JELD-WEN has signed a definitive agreement to acquire all of the outstanding shares of ABS. ABS supports distributors, dealers, and home centers with a broad product range of doors, frames, and hardware for both the residential and commercial markets. Through its Doormerica division, ABS manufactures decorative, specialty, and architectural doors, including the Millennium Door series.
“The acquisition of ABS aligns perfectly with our strategy to expand our door capabilities with value-added services and customized full door systems.

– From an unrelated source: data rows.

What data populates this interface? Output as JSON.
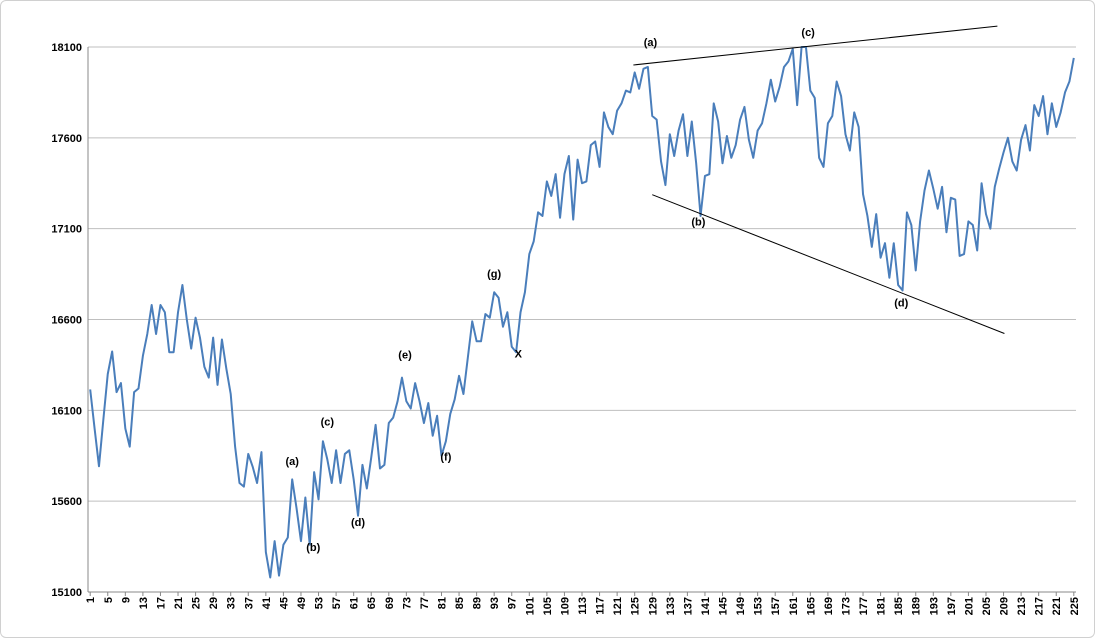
{
  "chart_data": {
    "type": "line",
    "x": [
      1,
      2,
      3,
      4,
      5,
      6,
      7,
      8,
      9,
      10,
      11,
      12,
      13,
      14,
      15,
      16,
      17,
      18,
      19,
      20,
      21,
      22,
      23,
      24,
      25,
      26,
      27,
      28,
      29,
      30,
      31,
      32,
      33,
      34,
      35,
      36,
      37,
      38,
      39,
      40,
      41,
      42,
      43,
      44,
      45,
      46,
      47,
      48,
      49,
      50,
      51,
      52,
      53,
      54,
      55,
      56,
      57,
      58,
      59,
      60,
      61,
      62,
      63,
      64,
      65,
      66,
      67,
      68,
      69,
      70,
      71,
      72,
      73,
      74,
      75,
      76,
      77,
      78,
      79,
      80,
      81,
      82,
      83,
      84,
      85,
      86,
      87,
      88,
      89,
      90,
      91,
      92,
      93,
      94,
      95,
      96,
      97,
      98,
      99,
      100,
      101,
      102,
      103,
      104,
      105,
      106,
      107,
      108,
      109,
      110,
      111,
      112,
      113,
      114,
      115,
      116,
      117,
      118,
      119,
      120,
      121,
      122,
      123,
      124,
      125,
      126,
      127,
      128,
      129,
      130,
      131,
      132,
      133,
      134,
      135,
      136,
      137,
      138,
      139,
      140,
      141,
      142,
      143,
      144,
      145,
      146,
      147,
      148,
      149,
      150,
      151,
      152,
      153,
      154,
      155,
      156,
      157,
      158,
      159,
      160,
      161,
      162,
      163,
      164,
      165,
      166,
      167,
      168,
      169,
      170,
      171,
      172,
      173,
      174,
      175,
      176,
      177,
      178,
      179,
      180,
      181,
      182,
      183,
      184,
      185,
      186,
      187,
      188,
      189,
      190,
      191,
      192,
      193,
      194,
      195,
      196,
      197,
      198,
      199,
      200,
      201,
      202,
      203,
      204,
      205,
      206,
      207,
      208,
      209,
      210,
      211,
      212,
      213,
      214,
      215,
      216,
      217,
      218,
      219,
      220,
      221,
      222,
      223,
      224,
      225
    ],
    "series": [
      {
        "color": "#4a7ebb",
        "values": [
          16215,
          16000,
          15792,
          16050,
          16300,
          16424,
          16200,
          16250,
          16000,
          15900,
          16200,
          16220,
          16400,
          16520,
          16680,
          16520,
          16680,
          16640,
          16420,
          16420,
          16640,
          16790,
          16600,
          16440,
          16610,
          16500,
          16340,
          16280,
          16500,
          16240,
          16490,
          16330,
          16190,
          15900,
          15700,
          15680,
          15860,
          15790,
          15700,
          15870,
          15320,
          15180,
          15380,
          15190,
          15360,
          15400,
          15720,
          15560,
          15380,
          15620,
          15360,
          15760,
          15610,
          15930,
          15830,
          15700,
          15880,
          15700,
          15860,
          15880,
          15720,
          15520,
          15800,
          15670,
          15840,
          16020,
          15780,
          15800,
          16030,
          16060,
          16150,
          16280,
          16150,
          16110,
          16250,
          16150,
          16030,
          16140,
          15960,
          16070,
          15850,
          15930,
          16080,
          16160,
          16290,
          16190,
          16390,
          16590,
          16480,
          16480,
          16630,
          16610,
          16750,
          16720,
          16560,
          16640,
          16450,
          16420,
          16640,
          16750,
          16960,
          17030,
          17190,
          17170,
          17360,
          17280,
          17400,
          17160,
          17400,
          17500,
          17150,
          17480,
          17350,
          17360,
          17560,
          17580,
          17440,
          17740,
          17660,
          17620,
          17750,
          17790,
          17860,
          17850,
          17960,
          17870,
          17980,
          17990,
          17720,
          17700,
          17470,
          17340,
          17620,
          17500,
          17640,
          17730,
          17500,
          17690,
          17460,
          17170,
          17390,
          17400,
          17790,
          17690,
          17460,
          17610,
          17490,
          17560,
          17700,
          17770,
          17590,
          17490,
          17640,
          17680,
          17790,
          17920,
          17800,
          17880,
          17990,
          18020,
          18090,
          17780,
          18100,
          18100,
          17860,
          17820,
          17490,
          17440,
          17680,
          17720,
          17910,
          17830,
          17620,
          17530,
          17740,
          17660,
          17290,
          17170,
          17000,
          17180,
          16940,
          17020,
          16830,
          17020,
          16790,
          16760,
          17190,
          17120,
          16870,
          17140,
          17310,
          17420,
          17320,
          17210,
          17330,
          17080,
          17270,
          17260,
          16950,
          16960,
          17140,
          17120,
          16980,
          17350,
          17180,
          17100,
          17330,
          17430,
          17520,
          17600,
          17470,
          17420,
          17590,
          17670,
          17530,
          17780,
          17720,
          17830,
          17620,
          17790,
          17660,
          17740,
          17850,
          17910,
          18040
        ]
      }
    ],
    "xlim": [
      0.5,
      225.5
    ],
    "xticks": [
      1,
      5,
      9,
      13,
      17,
      21,
      25,
      29,
      33,
      37,
      41,
      45,
      49,
      53,
      57,
      61,
      65,
      69,
      73,
      77,
      81,
      85,
      89,
      93,
      97,
      101,
      105,
      109,
      113,
      117,
      121,
      125,
      129,
      133,
      137,
      141,
      145,
      149,
      153,
      157,
      161,
      165,
      169,
      173,
      177,
      181,
      185,
      189,
      193,
      197,
      201,
      205,
      209,
      213,
      217,
      221,
      225
    ],
    "ylim": [
      15100,
      18100
    ],
    "yticks": [
      15100,
      15600,
      16100,
      16600,
      17100,
      17600,
      18100
    ],
    "grid": true,
    "annotations": [
      {
        "text": "(a)",
        "x": 47,
        "y": 15798
      },
      {
        "text": "(b)",
        "x": 51.8,
        "y": 15325
      },
      {
        "text": "(c)",
        "x": 55,
        "y": 16017
      },
      {
        "text": "(d)",
        "x": 62,
        "y": 15462
      },
      {
        "text": "(e)",
        "x": 72.7,
        "y": 16386
      },
      {
        "text": "(f)",
        "x": 82,
        "y": 15825
      },
      {
        "text": "(g)",
        "x": 93,
        "y": 16831
      },
      {
        "text": "X",
        "x": 98.5,
        "y": 16391
      },
      {
        "text": "(a)",
        "x": 128.6,
        "y": 18105
      },
      {
        "text": "(b)",
        "x": 139.5,
        "y": 17117
      },
      {
        "text": "(c)",
        "x": 164.5,
        "y": 18160
      },
      {
        "text": "(d)",
        "x": 185.7,
        "y": 16671
      }
    ],
    "trendlines": [
      {
        "x": [
          124.7,
          207.6
        ],
        "y": [
          18001,
          18215
        ]
      },
      {
        "x": [
          129,
          209.2
        ],
        "y": [
          17287,
          16523
        ]
      }
    ]
  }
}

ABS, together with our recent acquisition of MMI Door, will expand our ability to offer these services to our customers with a broad geographic coverage area across the U.S.,” said John Linker, Senior Vice President Corporate Development and Investor Relations. “With ABS’s capabilities in quick-ship customizable configurations, hardware options, and specialized component offerings, we will improve our service offerings and lead times for our channel partners. We look forward to welcoming the entire ABS team to the JELD-WEN family.”

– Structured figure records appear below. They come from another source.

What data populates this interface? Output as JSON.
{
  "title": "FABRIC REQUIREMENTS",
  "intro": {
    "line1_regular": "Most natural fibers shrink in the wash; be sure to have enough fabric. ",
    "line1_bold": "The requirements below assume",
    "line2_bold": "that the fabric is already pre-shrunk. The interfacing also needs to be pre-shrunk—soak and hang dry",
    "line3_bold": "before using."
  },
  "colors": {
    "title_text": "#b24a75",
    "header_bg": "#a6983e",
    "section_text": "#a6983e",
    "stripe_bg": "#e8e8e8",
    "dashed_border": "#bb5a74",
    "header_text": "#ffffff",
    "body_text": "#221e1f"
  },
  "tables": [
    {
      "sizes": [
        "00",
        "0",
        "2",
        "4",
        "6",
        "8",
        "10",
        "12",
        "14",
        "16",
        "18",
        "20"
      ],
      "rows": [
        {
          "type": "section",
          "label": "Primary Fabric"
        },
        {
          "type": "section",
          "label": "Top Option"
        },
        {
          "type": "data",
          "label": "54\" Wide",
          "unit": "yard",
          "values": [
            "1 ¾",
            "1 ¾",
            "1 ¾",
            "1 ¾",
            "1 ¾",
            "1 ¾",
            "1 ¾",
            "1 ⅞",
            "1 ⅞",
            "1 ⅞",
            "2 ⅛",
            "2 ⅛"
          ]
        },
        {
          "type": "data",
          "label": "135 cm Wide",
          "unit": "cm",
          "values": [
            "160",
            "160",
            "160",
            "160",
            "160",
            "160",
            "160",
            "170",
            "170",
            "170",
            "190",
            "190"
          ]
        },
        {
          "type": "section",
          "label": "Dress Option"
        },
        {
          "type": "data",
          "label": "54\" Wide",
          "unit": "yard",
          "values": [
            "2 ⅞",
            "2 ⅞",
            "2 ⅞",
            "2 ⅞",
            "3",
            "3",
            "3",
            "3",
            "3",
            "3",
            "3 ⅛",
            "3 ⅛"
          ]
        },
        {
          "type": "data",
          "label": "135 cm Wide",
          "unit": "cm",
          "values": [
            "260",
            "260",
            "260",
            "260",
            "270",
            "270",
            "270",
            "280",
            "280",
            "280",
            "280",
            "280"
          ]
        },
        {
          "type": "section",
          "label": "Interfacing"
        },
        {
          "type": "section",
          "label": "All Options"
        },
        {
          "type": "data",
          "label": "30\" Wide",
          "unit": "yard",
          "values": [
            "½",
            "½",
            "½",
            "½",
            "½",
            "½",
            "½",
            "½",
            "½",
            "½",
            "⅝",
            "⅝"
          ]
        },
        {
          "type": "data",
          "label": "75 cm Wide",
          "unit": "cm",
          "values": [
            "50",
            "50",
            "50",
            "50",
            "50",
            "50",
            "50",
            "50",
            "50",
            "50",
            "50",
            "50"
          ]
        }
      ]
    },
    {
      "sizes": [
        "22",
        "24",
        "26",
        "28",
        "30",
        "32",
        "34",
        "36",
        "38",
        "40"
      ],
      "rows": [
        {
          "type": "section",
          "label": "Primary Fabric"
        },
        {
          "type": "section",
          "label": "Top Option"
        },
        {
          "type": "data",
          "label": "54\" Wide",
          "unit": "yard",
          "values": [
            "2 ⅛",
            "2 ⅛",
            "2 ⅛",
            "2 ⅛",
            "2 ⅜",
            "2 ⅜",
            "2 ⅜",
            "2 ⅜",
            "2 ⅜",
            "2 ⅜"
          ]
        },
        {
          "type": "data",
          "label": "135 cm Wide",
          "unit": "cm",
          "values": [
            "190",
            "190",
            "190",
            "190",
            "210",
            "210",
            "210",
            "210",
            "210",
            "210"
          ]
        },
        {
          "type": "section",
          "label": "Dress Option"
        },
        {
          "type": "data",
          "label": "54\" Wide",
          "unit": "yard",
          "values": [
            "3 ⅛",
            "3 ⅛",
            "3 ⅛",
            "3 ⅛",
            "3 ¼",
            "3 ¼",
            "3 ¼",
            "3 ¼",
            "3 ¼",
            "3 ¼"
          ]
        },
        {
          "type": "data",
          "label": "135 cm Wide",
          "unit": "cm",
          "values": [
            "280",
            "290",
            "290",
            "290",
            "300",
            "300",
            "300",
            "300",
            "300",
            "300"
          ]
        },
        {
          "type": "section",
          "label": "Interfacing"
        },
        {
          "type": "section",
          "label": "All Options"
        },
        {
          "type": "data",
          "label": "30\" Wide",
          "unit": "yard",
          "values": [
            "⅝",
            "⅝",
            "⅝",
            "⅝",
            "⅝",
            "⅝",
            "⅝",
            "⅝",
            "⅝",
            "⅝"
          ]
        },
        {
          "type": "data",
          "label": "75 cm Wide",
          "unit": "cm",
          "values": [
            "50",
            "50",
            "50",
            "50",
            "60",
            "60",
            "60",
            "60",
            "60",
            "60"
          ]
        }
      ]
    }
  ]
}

JELD-WEN expects the transaction to close late in the first quarter of 2018, subject to customary closing conditions. Terms of the acquisition were not disclosed.

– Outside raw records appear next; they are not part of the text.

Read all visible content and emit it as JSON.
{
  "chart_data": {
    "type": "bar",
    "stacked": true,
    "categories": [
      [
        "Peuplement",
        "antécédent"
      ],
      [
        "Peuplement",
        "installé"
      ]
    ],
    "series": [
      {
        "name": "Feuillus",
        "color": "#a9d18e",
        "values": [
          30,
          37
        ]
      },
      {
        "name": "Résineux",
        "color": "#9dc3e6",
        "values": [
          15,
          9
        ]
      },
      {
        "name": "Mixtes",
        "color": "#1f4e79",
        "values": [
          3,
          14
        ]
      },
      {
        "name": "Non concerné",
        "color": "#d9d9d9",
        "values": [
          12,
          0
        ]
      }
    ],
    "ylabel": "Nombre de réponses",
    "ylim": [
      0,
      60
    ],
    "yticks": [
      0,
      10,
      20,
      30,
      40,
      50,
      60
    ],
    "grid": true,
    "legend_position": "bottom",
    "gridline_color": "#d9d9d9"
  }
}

JELD-WEN has a long and valued partnership with ABS as a supplier of door and window products. As a result of the acquisition, JELD-WEN expects to add approximately $275 million in incremental annualized revenue. JELD-WEN expects the acquisition to be immediately accretive to adjusted EPS in 2018. ABS’s adjusted EBITDA margins initially will be lower than JELD-WEN’s adjusted EBITDA margins, until expected synergies are achieved.
Acquisition of A&L Windows Pty Ltd
JELD-WEN today completed the acquisition of A&L, an Australian manufacturer of residential aluminum windows and patio doors.
“A&L’s excellent position in the first-time home buyer market expands the reach of our current product range and customer base. The addition of A&L’s brand name expands our portfolio of leading Australian brands and supports our strategy to build leadership positions in attractive markets,” said John Linker, Senior Vice President Corporate Development and Investor Relations. “We expect to deliver synergies through operational savings from the implementation of JEM and by leveraging the benefits of our combined supply chain. We are pleased to welcome the entire A&L team to the JELD-WEN family.”
A&L was privately held by its founders. Terms of the acquisition were not disclosed.
JELD-WEN expects the acquisition to add approximately AU$130 million in annualized revenue. Additionally, JELD-WEN expects the acquisition to be immediately accretive to EPS in 2018.
Outlook for First Quarter and Full Year 2018
Including the expected contribution of the A&L acquisition, but excluding the impact of the pending ABS acquisition, the Company now expects full year 2018 net revenue growth of 10% to 13% compared to the previous outlook of 8% to 11%. The Company now expects full year 2018 adjusted EBITDA of $505 million to $535 million compared to the previous outlook of $500 million to $530 million. The outlook for full year 2018 capital expenditures remains unchanged at $100 million to $125 million. The Company’s adjustments to its 2018 outlook relate solely to the impact of the A&L acquisition.
Additionally, for the first quarter of 2018, the Company expects adjusted EBITDA of $80 million to $86 million. The outlook for the first quarter is consistent with the Company’s previously disclosed expectations.